According to the method, the collected images are processed by utilizing the deep learning and computer vision technology to obtain the change areas in the images, the change areas in the images are further analyzed, the target areas are obtained through calculation, and the target areas can be regarded as areas with effective contents in the images, so that the collected images can be intercepted on the basis of the target areas, the contents contained in the to-be-processed images are effective contents, the processing of the ineffective contents of the images is avoided, and the image processing efficiency is improved.

Drawings

Fig. 1 is a schematic flowchart of an image processing method according to an embodiment of the present invention;

FIG. 2 is a schematic flow chart illustrating a model processing method according to another embodiment of the present invention;

FIG. 3 is a schematic diagram of generating a fitting curve according to an embodiment of the present invention;

fig. 4 is a schematic structural diagram of an image processing apparatus according to an embodiment of the present invention.

Detailed Description

The invention will be further illustrated with reference to the following specific examples.

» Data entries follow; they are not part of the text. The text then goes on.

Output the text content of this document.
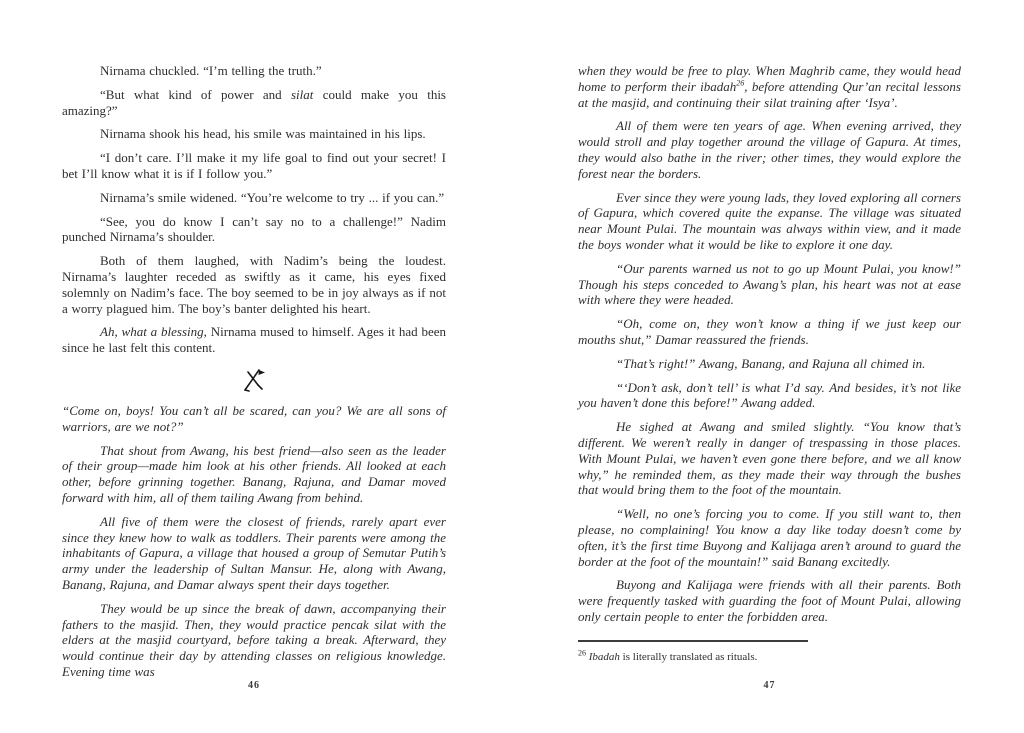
Nirnama chuckled. “I’m telling the truth.”

“But what kind of power and silat could make you this amazing?”

Nirnama shook his head, his smile was maintained in his lips.

“I don’t care. I’ll make it my life goal to find out your secret! I bet I’ll know what it is if I follow you.”

Nirnama’s smile widened. “You’re welcome to try ... if you can.”

“See, you do know I can’t say no to a challenge!” Nadim punched Nirnama’s shoulder.

Both of them laughed, with Nadim’s being the loudest. Nirnama’s laughter receded as swiftly as it came, his eyes fixed solemnly on Nadim’s face. The boy seemed to be in joy always as if not a worry plagued him. The boy’s banter delighted his heart.

Ah, what a blessing, Nirnama mused to himself. Ages it had been since he last felt this content.

“Come on, boys! You can’t all be scared, can you? We are all sons of warriors, are we not?”

That shout from Awang, his best friend—also seen as the leader of their group—made him look at his other friends. All looked at each other, before grinning together. Banang, Rajuna, and Damar moved forward with him, all of them tailing Awang from behind.

All five of them were the closest of friends, rarely apart ever since they knew how to walk as toddlers. Their parents were among the inhabitants of Gapura, a village that housed a group of Semutar Putih’s army under the leadership of Sultan Mansur. He, along with Awang, Banang, Rajuna, and Damar always spent their days together.

They would be up since the break of dawn, accompanying their fathers to the masjid. Then, they would practice pencak silat with the elders at the masjid courtyard, before taking a break. Afterward, they would continue their day by attending classes on religious knowledge. Evening time was

when they would be free to play. When Maghrib came, they would head home to perform their ibadah$^{26}$, before attending Qur’an recital lessons at the masjid, and continuing their silat training after ‘Isya’.

All of them were ten years of age. When evening arrived, they would stroll and play together around the village of Gapura. At times, they would also bathe in the river; other times, they would explore the forest near the borders.

Ever since they were young lads, they loved exploring all corners of Gapura, which covered quite the expanse. The village was situated near Mount Pulai. The mountain was always within view, and it made the boys wonder what it would be like to explore it one day.

“Our parents warned us not to go up Mount Pulai, you know!” Though his steps conceded to Awang’s plan, his heart was not at ease with where they were headed.

“Oh, come on, they won’t know a thing if we just keep our mouths shut,” Damar reassured the friends.

“That’s right!” Awang, Banang, and Rajuna all chimed in.

“‘Don’t ask, don’t tell’ is what I’d say. And besides, it’s not like you haven’t done this before!” Awang added.

He sighed at Awang and smiled slightly. “You know that’s different. We weren’t really in danger of trespassing in those places. With Mount Pulai, we haven’t even gone there before, and we all know why,” he reminded them, as they made their way through the bushes that would bring them to the foot of the mountain.

“Well, no one’s forcing you to come. If you still want to, then please, no complaining! You know a day like today doesn’t come by often, it’s the first time Buyong and Kalijaga aren’t around to guard the border at the foot of the mountain!” said Banang excitedly.

Buyong and Kalijaga were friends with all their parents. Both were frequently tasked with guarding the foot of Mount Pulai, allowing only certain people to enter the forbidden area.

$^{26}$ Ibadah is literally translated as rituals.

46	47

It should be understood that these examples are for illustrative purposes only and are not intended to limit the scope of the present invention. Further, it should be understood that various changes or modifications of the present invention may be made by those skilled in the art after reading the teaching of the present invention, and such equivalents may fall within the scope of the present invention as defined in the appended claims.

The flow 100 of the image processing method according to the exemplary embodiment of the present invention includes the steps of:

step S110, identifying each frame of image in the video to be processed to obtain the change areas respectively contained in each frame of image;

step S120, determining boundary information of a target area according to the change areas respectively contained in the multi-frame images in the video to be processed;

and step S130, respectively intercepting each frame of image in the video to be processed based on the boundary information to obtain the image to be processed contained in each frame of image.

The image processing method proposed in the present invention is directed to a method for processing an image captured using a device such as an endoscope or a probe in a usage scenario of the device such as the endoscope or the probe based on an image recognition technology, and includes, but is not limited to, the usage scenario of the device such as the endoscope or the probe.

According to the technical scheme, the boundary information of the target area needing to be cut can be determined according to the change area contained in each frame of the obtained image, each frame of the image in the video to be processed is cut based on the boundary information, and the final image to be processed is obtained, so that the determined image to be processed does not contain the area needing not to be processed as much as possible, the memory and the computing resource are saved, and the image processing efficiency is improved.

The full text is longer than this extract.